Future scholars interested in pursuing involuntary membership should begin to explore what the implications are for membership within other involuntary settings. For example, exploring constructions of involuntary memberships to gangs might yield different facets of membership than children attending boarding school against their will. Furthermore, scholars might be interested in approaching future research from a positive deviance perspective (Lapping et al., 2002). The theory of positive deviance posits that outliers exist within every population who are able to thrive despite a lack of resources or support. Positive deviance theorists ultimately seek to identify these “deviants” and learn from their successes in order to help others who are failing within their under-resourced population. The women of IBH could be framed as “deviants” in this respect as prisoners who are flipping the script on what we assume to be true about the experiences of incarceration.
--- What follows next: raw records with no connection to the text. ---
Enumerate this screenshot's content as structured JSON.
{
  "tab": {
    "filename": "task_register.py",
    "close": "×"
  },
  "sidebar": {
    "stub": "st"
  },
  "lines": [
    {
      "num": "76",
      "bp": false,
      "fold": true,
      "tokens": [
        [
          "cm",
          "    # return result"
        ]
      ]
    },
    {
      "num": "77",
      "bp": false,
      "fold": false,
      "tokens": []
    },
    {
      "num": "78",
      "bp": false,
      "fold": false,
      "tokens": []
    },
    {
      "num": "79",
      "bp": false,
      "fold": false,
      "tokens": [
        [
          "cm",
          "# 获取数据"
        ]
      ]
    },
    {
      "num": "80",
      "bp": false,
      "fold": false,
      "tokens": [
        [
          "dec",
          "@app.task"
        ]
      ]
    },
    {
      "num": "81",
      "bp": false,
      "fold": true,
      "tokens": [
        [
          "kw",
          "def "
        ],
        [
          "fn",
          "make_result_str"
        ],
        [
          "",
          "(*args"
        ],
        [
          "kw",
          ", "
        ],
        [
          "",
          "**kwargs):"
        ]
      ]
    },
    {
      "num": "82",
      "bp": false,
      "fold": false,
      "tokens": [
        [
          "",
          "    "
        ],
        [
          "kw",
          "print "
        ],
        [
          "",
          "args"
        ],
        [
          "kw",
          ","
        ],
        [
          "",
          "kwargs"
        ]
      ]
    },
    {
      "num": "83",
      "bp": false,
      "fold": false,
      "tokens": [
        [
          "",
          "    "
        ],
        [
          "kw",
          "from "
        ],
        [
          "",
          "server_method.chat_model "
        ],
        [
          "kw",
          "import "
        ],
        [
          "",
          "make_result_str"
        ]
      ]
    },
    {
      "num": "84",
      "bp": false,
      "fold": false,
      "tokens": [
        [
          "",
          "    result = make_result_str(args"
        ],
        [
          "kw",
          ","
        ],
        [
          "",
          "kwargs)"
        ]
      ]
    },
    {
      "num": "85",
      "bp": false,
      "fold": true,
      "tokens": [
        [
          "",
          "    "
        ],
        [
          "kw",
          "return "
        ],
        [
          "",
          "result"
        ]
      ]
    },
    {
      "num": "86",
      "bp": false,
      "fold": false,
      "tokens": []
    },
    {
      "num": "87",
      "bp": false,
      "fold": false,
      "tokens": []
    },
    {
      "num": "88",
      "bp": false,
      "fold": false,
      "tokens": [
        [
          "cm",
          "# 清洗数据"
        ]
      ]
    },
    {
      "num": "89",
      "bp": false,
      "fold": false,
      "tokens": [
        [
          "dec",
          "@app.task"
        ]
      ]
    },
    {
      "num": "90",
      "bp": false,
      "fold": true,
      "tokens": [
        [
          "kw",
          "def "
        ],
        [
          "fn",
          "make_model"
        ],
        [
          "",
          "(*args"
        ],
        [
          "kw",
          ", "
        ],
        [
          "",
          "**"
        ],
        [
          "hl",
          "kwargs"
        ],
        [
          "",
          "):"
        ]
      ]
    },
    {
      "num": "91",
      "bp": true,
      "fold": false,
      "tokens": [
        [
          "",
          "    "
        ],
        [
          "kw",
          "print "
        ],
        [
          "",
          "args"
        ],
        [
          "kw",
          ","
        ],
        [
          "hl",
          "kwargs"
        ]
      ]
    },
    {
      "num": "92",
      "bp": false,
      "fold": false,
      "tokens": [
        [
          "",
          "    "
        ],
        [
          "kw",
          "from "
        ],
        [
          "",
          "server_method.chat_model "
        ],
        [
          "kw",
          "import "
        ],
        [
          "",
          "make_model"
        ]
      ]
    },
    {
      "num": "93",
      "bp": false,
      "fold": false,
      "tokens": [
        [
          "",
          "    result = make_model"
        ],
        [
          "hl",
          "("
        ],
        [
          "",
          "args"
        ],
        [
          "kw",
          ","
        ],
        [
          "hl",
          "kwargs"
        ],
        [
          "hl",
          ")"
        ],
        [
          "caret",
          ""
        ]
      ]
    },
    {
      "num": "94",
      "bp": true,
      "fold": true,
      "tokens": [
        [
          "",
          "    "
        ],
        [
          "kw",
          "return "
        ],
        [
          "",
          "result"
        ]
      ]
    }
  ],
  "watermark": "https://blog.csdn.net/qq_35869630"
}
We should always be wary as scholars to make value-laden assumptions about seemingly inherent organizational concepts. Critics of POC scholarship have vocalized fears that positive communication scholarship is oversimplifying constructs and making assumptions that things can be inherently good. However, it is equally important to apply this philosophy to other assumptions, such as the voluntary nature of membership and the way those memberships are constructed. Ultimately, this piece theoretically extends what we assume to be true about involuntary membership by taking a POC lens. Moving forward, scholars should continue to ask bold questions about the assumptions being made across scholarship in hopes of shattering them.